Educational Philosophy

 

In order for you to get a better idea of the type of teacher I am and my outlook on teaching, read my philosophy of education below 🙂

“Tell me, and I forget, teach me, and I remember, involve me, and I learn.”

–Benjamin Franklin

As teachers we are in a unique position because we get to educate, inspire, motivate, and mold the future of our country.  Every child is capable of greatness, but understanding your students’ strengths, weaknesses, interests, fears, and background is essential.  My goal is to create lifelong learners with a passion for knowledge and a driving inner force that fuels their ambition to improve. Instilling this thirst and desire to know more is essential.  However, this cannot be accomplished without having a shared enthusiasm to learn.  An energetic, positive, dynamic teacher who genuinely loves teaching will spark curiosity and jumpstart motivation.  This enthusiasm will lead to a more engaged classroom with fewer discipline issues, and better results.  Ultimately, I want my students to love learning and continuously want to learn!

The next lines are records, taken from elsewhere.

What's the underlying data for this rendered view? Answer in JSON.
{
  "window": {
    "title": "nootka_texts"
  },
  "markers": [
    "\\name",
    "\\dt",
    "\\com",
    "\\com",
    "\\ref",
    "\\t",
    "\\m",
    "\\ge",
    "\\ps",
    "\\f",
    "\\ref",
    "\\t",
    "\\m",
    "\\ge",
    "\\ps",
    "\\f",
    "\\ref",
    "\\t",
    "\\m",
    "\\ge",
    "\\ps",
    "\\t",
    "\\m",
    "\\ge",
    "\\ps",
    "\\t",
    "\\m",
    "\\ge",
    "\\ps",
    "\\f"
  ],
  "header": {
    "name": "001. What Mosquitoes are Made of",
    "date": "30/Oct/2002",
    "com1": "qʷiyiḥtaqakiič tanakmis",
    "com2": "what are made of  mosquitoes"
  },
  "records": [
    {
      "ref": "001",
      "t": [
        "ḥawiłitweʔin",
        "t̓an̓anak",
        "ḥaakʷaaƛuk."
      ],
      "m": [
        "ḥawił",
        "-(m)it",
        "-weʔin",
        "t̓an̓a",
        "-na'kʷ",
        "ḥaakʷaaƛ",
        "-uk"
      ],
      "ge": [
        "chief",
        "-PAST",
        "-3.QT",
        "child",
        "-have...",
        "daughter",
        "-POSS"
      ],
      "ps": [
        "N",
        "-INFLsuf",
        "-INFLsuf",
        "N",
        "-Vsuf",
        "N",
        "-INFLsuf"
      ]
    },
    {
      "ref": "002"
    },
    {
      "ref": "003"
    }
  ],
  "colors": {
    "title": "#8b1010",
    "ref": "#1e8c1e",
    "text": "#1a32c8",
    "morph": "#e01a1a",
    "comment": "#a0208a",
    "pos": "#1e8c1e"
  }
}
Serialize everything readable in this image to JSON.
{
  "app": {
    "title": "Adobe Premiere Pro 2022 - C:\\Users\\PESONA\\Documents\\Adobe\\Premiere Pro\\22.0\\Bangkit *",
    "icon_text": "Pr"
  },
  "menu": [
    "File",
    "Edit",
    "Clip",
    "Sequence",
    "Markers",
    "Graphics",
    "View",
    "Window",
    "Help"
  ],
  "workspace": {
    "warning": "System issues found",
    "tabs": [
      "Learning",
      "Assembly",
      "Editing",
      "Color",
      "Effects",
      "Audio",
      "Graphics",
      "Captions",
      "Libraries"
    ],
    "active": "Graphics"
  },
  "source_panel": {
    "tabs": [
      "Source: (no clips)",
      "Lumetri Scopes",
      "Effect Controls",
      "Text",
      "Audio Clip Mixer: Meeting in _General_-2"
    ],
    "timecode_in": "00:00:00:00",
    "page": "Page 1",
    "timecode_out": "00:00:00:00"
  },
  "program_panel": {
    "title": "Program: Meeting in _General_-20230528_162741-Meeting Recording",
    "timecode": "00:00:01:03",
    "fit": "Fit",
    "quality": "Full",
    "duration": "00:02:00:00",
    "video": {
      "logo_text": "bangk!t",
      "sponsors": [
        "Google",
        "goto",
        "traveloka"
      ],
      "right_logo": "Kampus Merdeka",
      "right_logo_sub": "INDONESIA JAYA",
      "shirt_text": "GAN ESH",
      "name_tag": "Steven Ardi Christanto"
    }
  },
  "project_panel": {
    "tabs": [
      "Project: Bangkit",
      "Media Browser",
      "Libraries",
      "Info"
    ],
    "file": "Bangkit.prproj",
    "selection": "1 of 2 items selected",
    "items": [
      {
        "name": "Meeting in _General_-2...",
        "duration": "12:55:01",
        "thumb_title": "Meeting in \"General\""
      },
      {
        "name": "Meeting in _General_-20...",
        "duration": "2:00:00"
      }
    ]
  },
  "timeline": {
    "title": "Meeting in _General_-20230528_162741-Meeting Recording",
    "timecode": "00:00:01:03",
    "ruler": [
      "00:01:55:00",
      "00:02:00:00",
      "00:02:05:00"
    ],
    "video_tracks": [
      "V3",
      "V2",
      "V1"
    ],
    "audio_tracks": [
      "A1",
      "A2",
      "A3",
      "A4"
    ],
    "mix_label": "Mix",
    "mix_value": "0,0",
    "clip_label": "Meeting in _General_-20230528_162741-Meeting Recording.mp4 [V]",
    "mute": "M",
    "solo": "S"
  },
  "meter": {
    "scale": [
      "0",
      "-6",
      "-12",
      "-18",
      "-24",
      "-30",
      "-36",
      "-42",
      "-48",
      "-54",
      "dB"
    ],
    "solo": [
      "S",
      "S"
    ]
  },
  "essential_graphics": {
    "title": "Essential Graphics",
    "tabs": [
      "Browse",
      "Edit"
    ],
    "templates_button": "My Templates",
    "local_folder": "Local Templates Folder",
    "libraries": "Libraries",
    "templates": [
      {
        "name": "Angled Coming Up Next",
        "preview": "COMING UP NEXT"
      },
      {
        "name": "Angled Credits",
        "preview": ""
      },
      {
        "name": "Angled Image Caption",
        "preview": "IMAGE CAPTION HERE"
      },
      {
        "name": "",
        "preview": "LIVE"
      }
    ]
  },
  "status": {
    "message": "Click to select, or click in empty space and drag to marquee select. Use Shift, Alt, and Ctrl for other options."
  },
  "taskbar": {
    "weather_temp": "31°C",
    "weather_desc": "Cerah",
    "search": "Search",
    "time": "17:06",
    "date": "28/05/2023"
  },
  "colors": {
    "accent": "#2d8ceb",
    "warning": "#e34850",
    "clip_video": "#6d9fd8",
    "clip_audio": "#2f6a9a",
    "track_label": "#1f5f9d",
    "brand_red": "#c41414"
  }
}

In order to establish a classroom of self-motivated students, my primary role in the classroom must be to coach and facilitate student learning.  To be college and career ready, collaboration, communication, and creativity are crucial. An influential researcher and theorist, Jean Piaget stated, “The principal goal of education is to create men and women who are capable of doing new things, not simply repeating what other generations have done.”  Similarly, Jerome Bruner’s theoretical framework stressed that learning is an active process in which learners construct new ideas or concepts based on their current or past knowledge.  Therefore, both Piaget and Bruner’s constructivist theories about discovery learning and the idea that children learn best through doing, and actively exploring, is one that continues to encourage my own teaching practices.  Furthermore, the Universal Design for Learning (UDL) is a framework that addresses inquiry-based learning, flexibility in the curriculum, individualized learning, discovery, and focuses on the process of learning versus the outcome or end product.  As an educator, I strive to ensure that my students are well-educated and prepared for the real world in the 21st century and these principles improve and optimize teaching and learning for all students!

I believe it is important as an educator to revolutionize the way we teach by embracing technology in a meaningful way.  Technology can stimulate and engage learners, resulting in increased confidence, productivity, creativity, and authentic knowledge gains. To make authentic connections with students, we must change our strategies to fit this new age of students. With the resources available today for use in the classroom, such as interactive software, digital imaging, audio and video creation tools, on-demand video libraries, computers and LCD projectors, and Web 2.0 tools, the hardest job may be choosing which tool to use and how to integrate it into the classroom. It is the greatest time in history to be in a classroom because learning technology is changing at an exponential rate, and our students can thrive with it.  It is a crucial time to being looking at what is truly driving change in the 21st century classroom: the students.  As a teacher I plan to not only learn from my students and the professionals around me, but keep up to date on new innovations and incorporate them in my classroom to improve my educational strategies.  Today’s generation is immersed in the rapidly changing world of technology so I must be too.  Although ambitious, I strive to do more than just make a difference and change the lives of my own students; I want to change the face of education!